The Consolidated Fund is a balanced, diversified, co-mingled fund managed for Quaker meetings, churches, schools and organizations with a long-term investment time horizon.
The Fund’s target asset allocation is 70% Equity, 25% Fixed Income and 5% REITS. Its primary objectives are stable current income and long-term growth consistent with protecting principal investments against inflation over time.

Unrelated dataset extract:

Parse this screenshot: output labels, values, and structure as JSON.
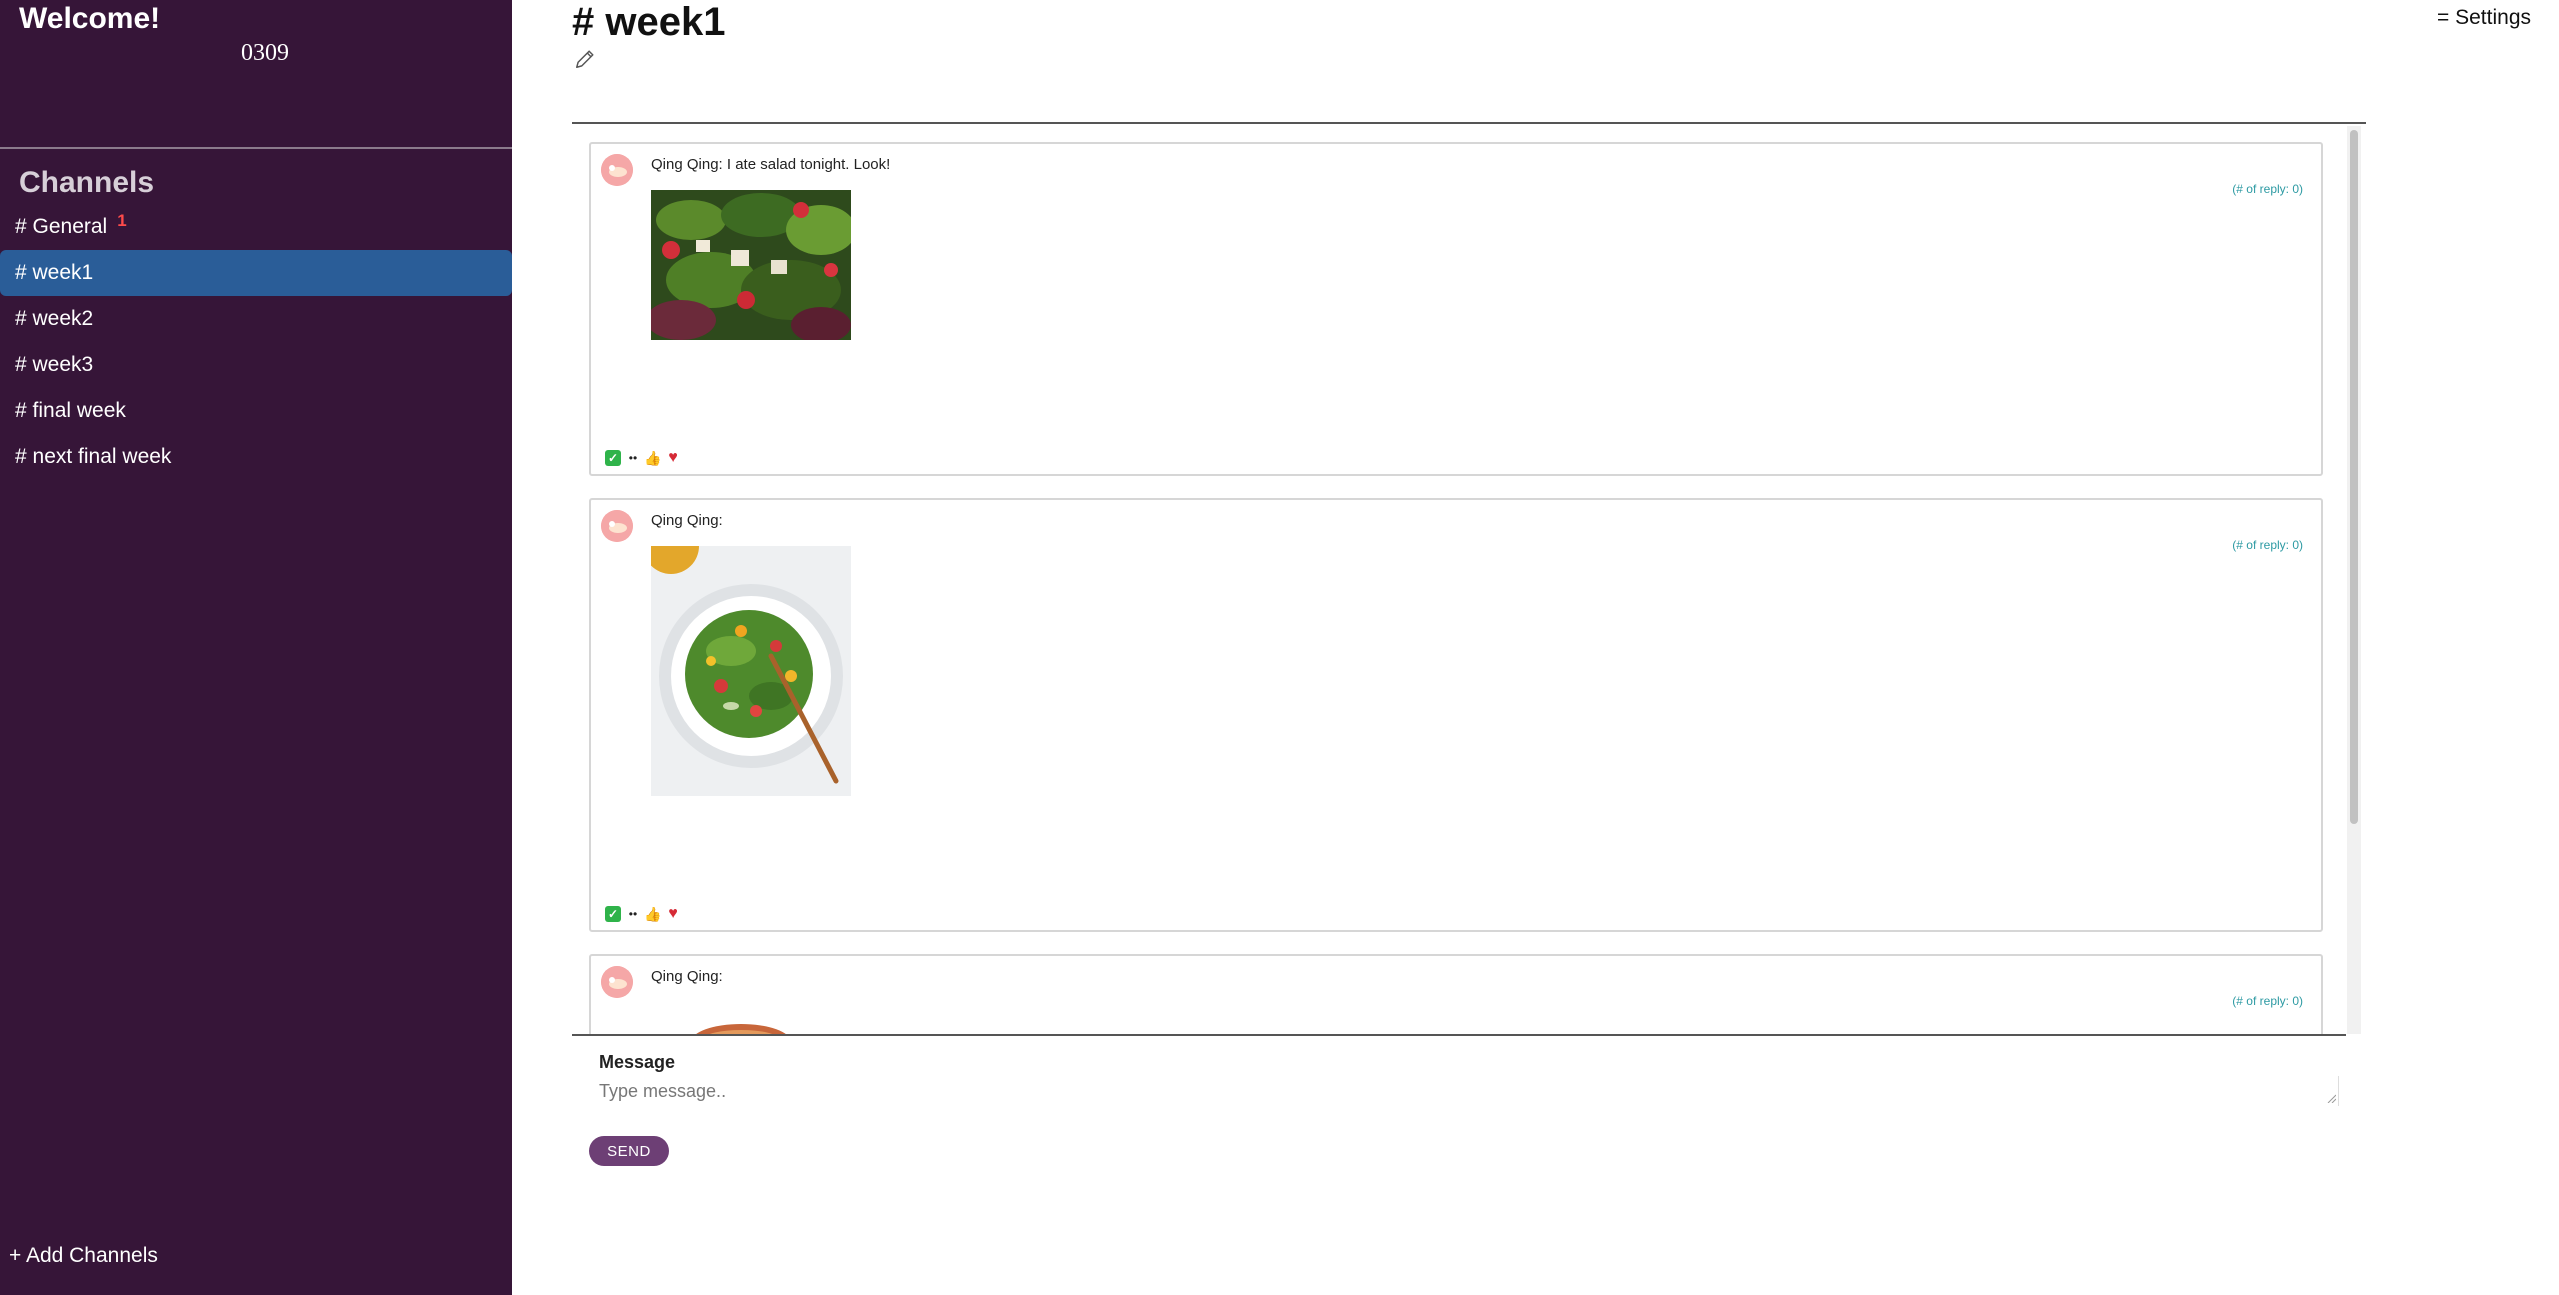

The Consolidated Fund operates with a semi-annual standard distribution rate of 4.25% for 2016 (this will be 4.0% in 2017) paid in June and December. The standard distribution rate is reviewed annually by the FFC Board of Directors and reflects our outlook on long-term capital market returns and inflation, and it takes into consideration the fund’s unique asset mix and expected volatility. The rate is set at a level that is intended to balances current distributions with preservation of principal over time. The standard distribution rate is intended only as a guideline for constituents who have invested their funds with FFC and constituents may, and some do, take more or less than the announced standard distribution rate.
Consolidated Fund unit value is net of operating expenses and a daily income accrual factor for the Fund’s semi-annual distributions.
|Cumulative Return||Annualized Returns|
|Fund Name||Fund Type||Current Month||Year to Date||Last 12 Months||3 Yrs.||5 Yrs.||10 Yrs.||Since Inception||Inception Date|
|S & P 500 Index||Equity||3.97%||5.94%||24.98%||10.64%||14.01%||7.61%|
|Barclay's Aggregate Bond Index||Fixed Income||0.67%||0.87%||1.42%||2.64%||2.23%||4.28%|
|MSCI All Country World ex-US Index||International||1.59%||5.19%||19.30%||-0.19%||3.55%||1.38%|
Investment returns for periods exceeding 1 year are annualized.
The Consolidated Fund invests in stocks and bonds through SEC registered, third-party advisory firms and, as such, is subject to various risks related to the capital markets and to firm specific risks associated with advisors to the fund. Portfolio construction, asset allocation and portfolio management practices may not deliver desired results. The market prices of domestic and international equity investments may fluctuate and may decline along with moves in the broader equity markets or due to economic, industry or company specific events. International and emerging market investments are also subject to geopolitical risks, country specific economic events and adverse changes in currency values. The fund’s fixed income investments (i.e. notes and bonds) are subject to interest rate, credit, and liquidity risks. As interest rates rise, the value of fixed income investments will decline and may turn negative. Investment managers who work in an advisory capacity may not deliver investment results as anticipated. Investors in the fund could experience a decrease in the principal value of their investment or go through a period of underperformance relative to the benchmark.